La medida alcanzará de manera directa a las siete plataformas autorizadas para operar en el territorio bonaerense y, según indicaron desde el Ejecutivo, los fondos recaudados se destinarán de forma exclusiva a la prevención y abordaje del juego compulsivo.
Tras la confirmación de la medida, el arco opositor en la Legislatura provincial salió al cruce de la decisión oficial y cuestionó con dureza el fin recaudatorio de la norma en desmedro de la salubridad pública.

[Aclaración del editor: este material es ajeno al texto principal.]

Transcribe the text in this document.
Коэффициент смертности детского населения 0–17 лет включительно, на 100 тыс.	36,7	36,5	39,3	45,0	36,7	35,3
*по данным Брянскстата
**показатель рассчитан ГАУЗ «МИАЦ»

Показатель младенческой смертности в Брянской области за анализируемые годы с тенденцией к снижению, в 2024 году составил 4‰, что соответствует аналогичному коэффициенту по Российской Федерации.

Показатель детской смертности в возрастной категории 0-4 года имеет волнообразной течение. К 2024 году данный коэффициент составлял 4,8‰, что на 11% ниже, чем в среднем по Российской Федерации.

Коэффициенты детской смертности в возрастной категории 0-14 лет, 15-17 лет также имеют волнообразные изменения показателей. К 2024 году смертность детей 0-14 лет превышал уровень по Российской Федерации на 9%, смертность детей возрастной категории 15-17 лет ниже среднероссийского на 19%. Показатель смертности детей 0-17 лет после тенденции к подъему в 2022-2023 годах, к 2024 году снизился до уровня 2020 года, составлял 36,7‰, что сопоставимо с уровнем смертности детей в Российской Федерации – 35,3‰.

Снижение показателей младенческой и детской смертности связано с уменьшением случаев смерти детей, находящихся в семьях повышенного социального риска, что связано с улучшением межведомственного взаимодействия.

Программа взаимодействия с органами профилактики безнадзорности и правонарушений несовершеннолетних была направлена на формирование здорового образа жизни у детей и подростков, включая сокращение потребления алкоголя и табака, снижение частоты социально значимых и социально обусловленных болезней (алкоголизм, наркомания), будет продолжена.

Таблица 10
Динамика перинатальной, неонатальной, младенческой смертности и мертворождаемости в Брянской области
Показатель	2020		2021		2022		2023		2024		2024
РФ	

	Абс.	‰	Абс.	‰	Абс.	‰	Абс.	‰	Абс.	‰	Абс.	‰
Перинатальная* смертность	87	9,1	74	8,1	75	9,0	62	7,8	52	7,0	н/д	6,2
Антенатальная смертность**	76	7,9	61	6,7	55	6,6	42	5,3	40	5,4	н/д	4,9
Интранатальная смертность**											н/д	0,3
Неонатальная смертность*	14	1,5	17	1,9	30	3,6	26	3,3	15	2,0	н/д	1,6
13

El diputado provincial de la Unión Cívica Radical (UCR), Diego Garciarena, encabezó los reclamos y señaló que el Estado bonaerense no puede hacer negocios con un problema que debería estar combatiendo de manera integral.
En ese sentido, el legislador marplatense que representa a la Quinta sección electoral remarcó que la ludopatía, especialmente cuando afecta a niños, niñas, adolescentes y adultos mayores, no constituye un asunto tributario o fiscal, sino que se trata de un grave problema social e intrafamiliar.
Asimismo, Garciarena instó al gobernador a enfocar las acciones del Ejecutivo en el combate real contra las plataformas clandestinas, la regulación de la publicidad desmedida y el freno al sobreendeudamiento que atraviesan miles de familias bonaerenses por el impulso irrefrenable a las apuestas.
El referente radical concluyó su reclamo advirtiendo que lo que está en juego en la provincia de Buenos Aires es la salud mental y la integridad de la ciudadanía, más allá de la búsqueda de recursos para las arcas provinciales.